We need to stop normalizing the idea that everyone struggles with mental illnesses

Valerie Larsen, Staff Writer

In the midst of a pandemic full of uncertainty, feelings of anxiety and worry are common. For some, these feelings are just temporary. For others, these emotions play a permanent role in their everyday lives. Yes, it’s always useful to reach out and talk to someone about how you’re feeling. No one is happy 100% of the time. Yet, the term “I’m so depressed” or “I have so much anxiety” seems to be used far too casually lately, on social media, or in daily conversations. I have noticed that our generations like to use mental illnesses in order to gain attention or popularity and the effects of this are bigger than some realize.
For someone who struggles with depression or anxiety, it can be extremely hard to seek help. In fact, only 36.9% of people suffering from depression in the US actually reach out for help and move forward to receive treatment, according to ADAA. So when our generation goes around labeling their bad days as a result of mental illness, it can take the spotlight away from those who are truly struggling.
There are so many misconceptions out there when it comes to mental illnesses. A freshman at ETHS narrows in on anxiety explaining how “A lot of people think that anxiety is just getting stressed about doing a presentation or something when it’s really a lot more than just stress… stress is not anxiety and when people say I’m so anxious, they really mean they are stressed.”
For me, I feel we have many false understandings when it comes to depression. I noticed people lightheartedly claim “I’m so depressed” as a followup statement to something that is making them feel down in their lives. It creates this false reality that everyone who has depression has a reason to be depressed. But the truth is, someone who suffers from depression may not always know why they feel this way. We need to step away from this manner of thinking because it can spread the narrative that being clinically depressed is not valid.
In all, depression is a complex illness, and it affects people in many different ways. Reasons for depression aren’t always obvious or simple. We live in a world where we are constantly comparing ourselves to others, so when one does not meet society’s expectations of what mental illness is, it makes it hard for them to reach out.
“When we use terms like “depression” to describe perfectly normal and healthy feelings of sadness, we are doing a disservice to those who live with the painful and oftentimes debilitating reality that is clinical depression,” states ETHS social worker Megan Goodell.
Personally, I am a positive person, but sometimes my positivity can be viewed as innocence. In my experience, I have noticed that positive people are made to feel bad because they have never had to deal with real-world problems, which is not always true. It’s like we have created this societal pressure to be damaged or broken, or else your “bland or “not relatable.” And while no one wants to fall under these labels, it ends up creating this need to be someone you’re not.
Something that has gotten extremely popular on TikTok lately is self-diagnosing content. Where videos claim to help you determine if you have a mental illness based on how many statements apply to you. Any average person could easily relate to these videos because the questions are very general. This content only covers the surface of what it might be like to have a mental illness. The process of clinically diagnosing someone with a mental illness is much more complicated than creating a 15-second video. While some TikTok creators make an effort to accurately represent mental illnesses, others clearly don’t give any thought into the content they create.

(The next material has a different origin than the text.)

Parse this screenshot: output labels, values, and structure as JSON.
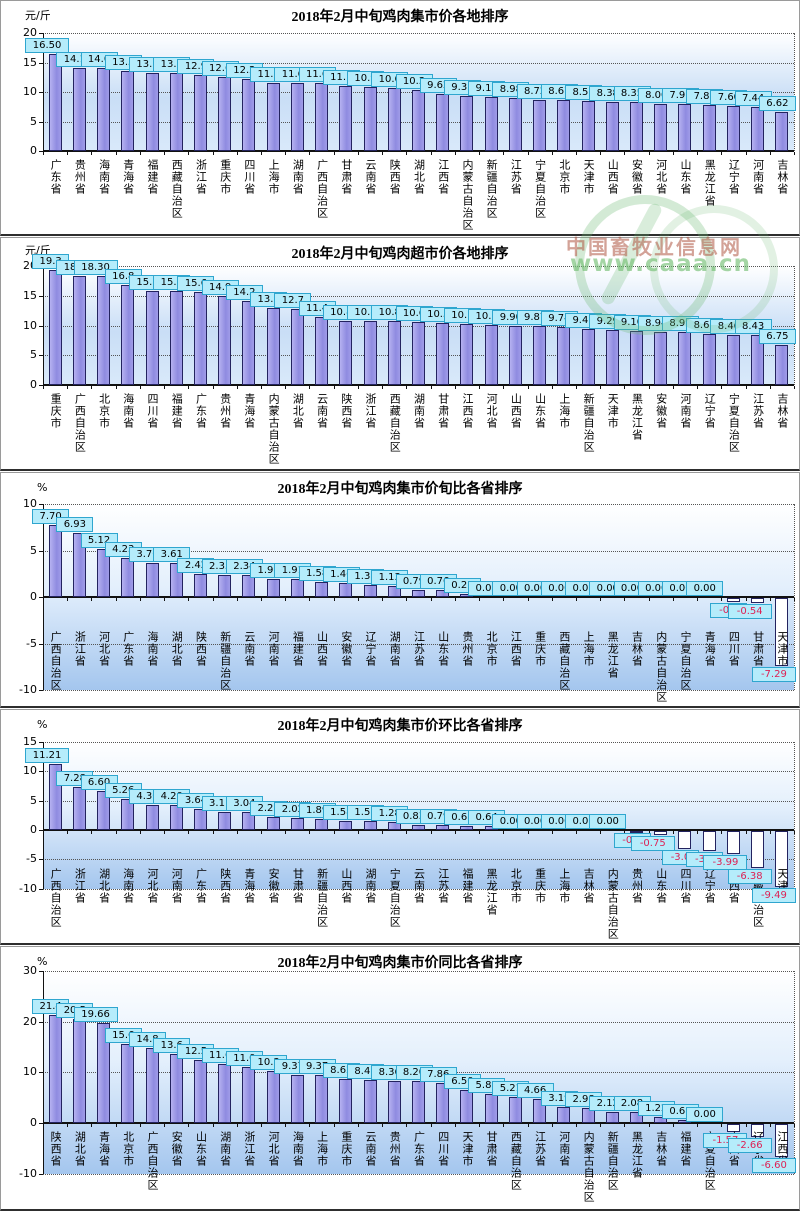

For example, one video I came across read “ If you can sing the song stressed out at 3 times the speed then you were depressed as a kid.”
Trends like these have gotten a lot of backlash from some people in the TikTok community, who explain that content like this romanticizes dealing with mental illnesses, or poses mental illness as pretty or aesthetic. But being clinically diagnosed with a mental illness is far from aesthetic. It also was apparent that many TikTok creators used these kinds of trends as an opportunity to get views or attention from their audience. When we encourage more people to hop onto a “mental health trend” it can cause serious damage to victims.
“Usually, when I see something glorifying mental illness it makes me upset because it’s not fun or cute to actually struggle with this stuff,” continues the freshman at ETHS
When someone comes to you with an issue that concerns their mental health, it can be really easy to try to relate, I am guilty of this sometimes too. But in the process of trying to relate, the conversation can suddenly become about you. As someone who does not have a mental illness, I have to remind myself when talking to peers about their mental illness, that I am there solely for support and to keep my life out of it. When offering only your support, it shows that you are there for them and they can trust you. But sometimes someone you know may need support that goes beyond your abilities,
“I want to stress the importance of the Acknowledge, Care, Tell when you are concerned about a peer or a loved one,” concludes Goodell.
It’s always good to keep good mental health even when you don’t struggle with a mental illness, it’s important to find ways to express your emotions without invalidating others’ mental illnesses in the process.